# Choose your 3 heroic conductors working today :)



## Kjetil Heggelund (Jan 4, 2016)

I choose Mariss Jansons, Simon Rattle & Esa-Pekka Salonen. Maybe I choose them since they are true veterans and were the ones conducting some of my favorite music the instance I heard them. Jansons in Shostakovich 5th, Rattle in Messiaen's Turangalila and Salonen in Concerto for Orchestra by Bartok.
Hurry, hurry and pick your 3 top people conducting


----------



## Weston (Jul 11, 2008)

Hmmmm. I haven't paid enough attention to conductors to be honest. Of those who come to mind I like *Esa-Pekka Salonen*, *José Serebrier* (I know he appears on a lot of bargain labels but he does the trick for me) -- and *Peter Eötvös*! The latter has recorded the best rendition of Ligeti's Requiem I've ever heard.


----------



## Pugg (Aug 8, 2014)

Yannick Nézet-Séguin and Heras-Casado to start with


----------



## Judith (Nov 11, 2015)

Sir Neville Marriner, he was conducting on his 92nd birthday recently
Vasily Petrenko, saw him live last year and he was amazing
Sir Simon Rattle, just bought the Brahms Cycle conducted by him and it is beautiful.


----------



## sospiro (Apr 3, 2010)

Sir John Eliot Gardiner - I saw him conduct _Rigoletto_ at ROH and I was smitten. I was able to see the faces of the orchestra members and they looked as if they'd perform naked and hanging from the chandelier if he'd asked them to.

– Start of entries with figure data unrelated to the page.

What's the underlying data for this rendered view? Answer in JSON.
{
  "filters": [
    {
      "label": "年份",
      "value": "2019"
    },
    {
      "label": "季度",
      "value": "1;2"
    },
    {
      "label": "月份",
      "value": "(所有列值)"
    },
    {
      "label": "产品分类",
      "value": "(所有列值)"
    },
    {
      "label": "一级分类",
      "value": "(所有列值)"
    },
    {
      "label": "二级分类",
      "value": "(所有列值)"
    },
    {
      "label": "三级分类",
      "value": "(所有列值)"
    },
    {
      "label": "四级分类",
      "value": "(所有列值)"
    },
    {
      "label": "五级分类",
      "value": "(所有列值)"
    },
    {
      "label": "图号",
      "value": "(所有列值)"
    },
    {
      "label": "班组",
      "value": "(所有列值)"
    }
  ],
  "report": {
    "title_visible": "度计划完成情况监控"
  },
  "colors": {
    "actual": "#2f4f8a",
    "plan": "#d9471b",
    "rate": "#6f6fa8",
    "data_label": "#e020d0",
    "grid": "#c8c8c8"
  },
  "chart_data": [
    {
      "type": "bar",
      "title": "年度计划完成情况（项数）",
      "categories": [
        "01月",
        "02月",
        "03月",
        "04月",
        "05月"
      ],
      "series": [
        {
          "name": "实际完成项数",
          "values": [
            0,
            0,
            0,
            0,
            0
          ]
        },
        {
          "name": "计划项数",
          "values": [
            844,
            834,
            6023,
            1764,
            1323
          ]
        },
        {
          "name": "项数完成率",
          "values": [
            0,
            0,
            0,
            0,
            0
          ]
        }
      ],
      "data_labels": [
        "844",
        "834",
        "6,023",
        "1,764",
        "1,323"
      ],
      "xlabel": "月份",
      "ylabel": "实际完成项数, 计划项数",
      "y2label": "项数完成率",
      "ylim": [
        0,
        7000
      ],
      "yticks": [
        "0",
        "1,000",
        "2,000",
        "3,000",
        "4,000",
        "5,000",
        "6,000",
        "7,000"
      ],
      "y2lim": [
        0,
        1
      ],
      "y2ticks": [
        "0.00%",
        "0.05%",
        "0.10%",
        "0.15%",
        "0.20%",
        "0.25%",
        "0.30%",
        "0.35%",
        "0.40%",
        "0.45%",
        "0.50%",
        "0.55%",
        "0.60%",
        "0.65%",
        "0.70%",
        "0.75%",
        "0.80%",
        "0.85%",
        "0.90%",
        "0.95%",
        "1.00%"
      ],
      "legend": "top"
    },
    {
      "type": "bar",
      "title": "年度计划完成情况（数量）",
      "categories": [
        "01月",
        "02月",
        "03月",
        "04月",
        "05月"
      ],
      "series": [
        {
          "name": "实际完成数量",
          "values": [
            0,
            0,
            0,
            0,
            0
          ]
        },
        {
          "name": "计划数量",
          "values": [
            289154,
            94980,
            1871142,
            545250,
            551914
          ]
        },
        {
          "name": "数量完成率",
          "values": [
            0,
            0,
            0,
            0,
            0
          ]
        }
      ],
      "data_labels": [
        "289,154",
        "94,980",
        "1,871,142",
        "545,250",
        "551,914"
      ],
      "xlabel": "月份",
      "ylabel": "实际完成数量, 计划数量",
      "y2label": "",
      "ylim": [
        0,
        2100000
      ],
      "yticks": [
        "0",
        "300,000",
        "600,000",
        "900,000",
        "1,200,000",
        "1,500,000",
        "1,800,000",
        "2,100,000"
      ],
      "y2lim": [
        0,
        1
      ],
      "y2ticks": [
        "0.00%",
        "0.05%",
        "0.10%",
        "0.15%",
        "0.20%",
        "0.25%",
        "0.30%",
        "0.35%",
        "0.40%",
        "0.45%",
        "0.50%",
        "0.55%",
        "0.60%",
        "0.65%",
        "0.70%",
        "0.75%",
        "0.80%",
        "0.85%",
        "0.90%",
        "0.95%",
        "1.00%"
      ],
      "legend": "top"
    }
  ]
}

Daniele Rustioni - Daniele Rustioni is a former ROH Young Artist and he joined other former YAs to perform _Il viaggio a Reims_ in a 10th year celebration performance. He was brilliant, joining in the acting and having a great time. He has just been appointed Principal Conductor of the Opéra National de Lyon.

Riccardo Muti - Never seen him, hope I do one day. Nothing more to add really but this made me smile. If you have time, watch to the end.


----------



## Pugg (Aug 8, 2014)

sospiro said:


> Sir John Eliot Gardiner - I saw him conduct _Rigoletto_ at ROH and I was smitten. I was able to see the faces of the orchestra members and they looked as if they'd perform naked and hanging from the chandelier if he'd asked them to.
> 
> Daniele Rustioni - Daniele Rustioni is a former ROH Young Artist and he joined other former YAs to perform _Il viaggio a Reims_ in a 10th year celebration performance. He was brilliant, joining in the acting and having a great time. He has just been appointed Principal Conductor of the Opéra National de Lyon.
> 
> Riccardo Muti - Never seen him, hope I do one day. Nothing more to add really but this made me smile. If you have time, watch to the end.


One of the best Verdi conductors .....


----------



## Pugg (Aug 8, 2014)

Pugg said:


> Yannick Nézet-Séguin and Heras-Casado to start with


I do add Jaap van Zweden.


----------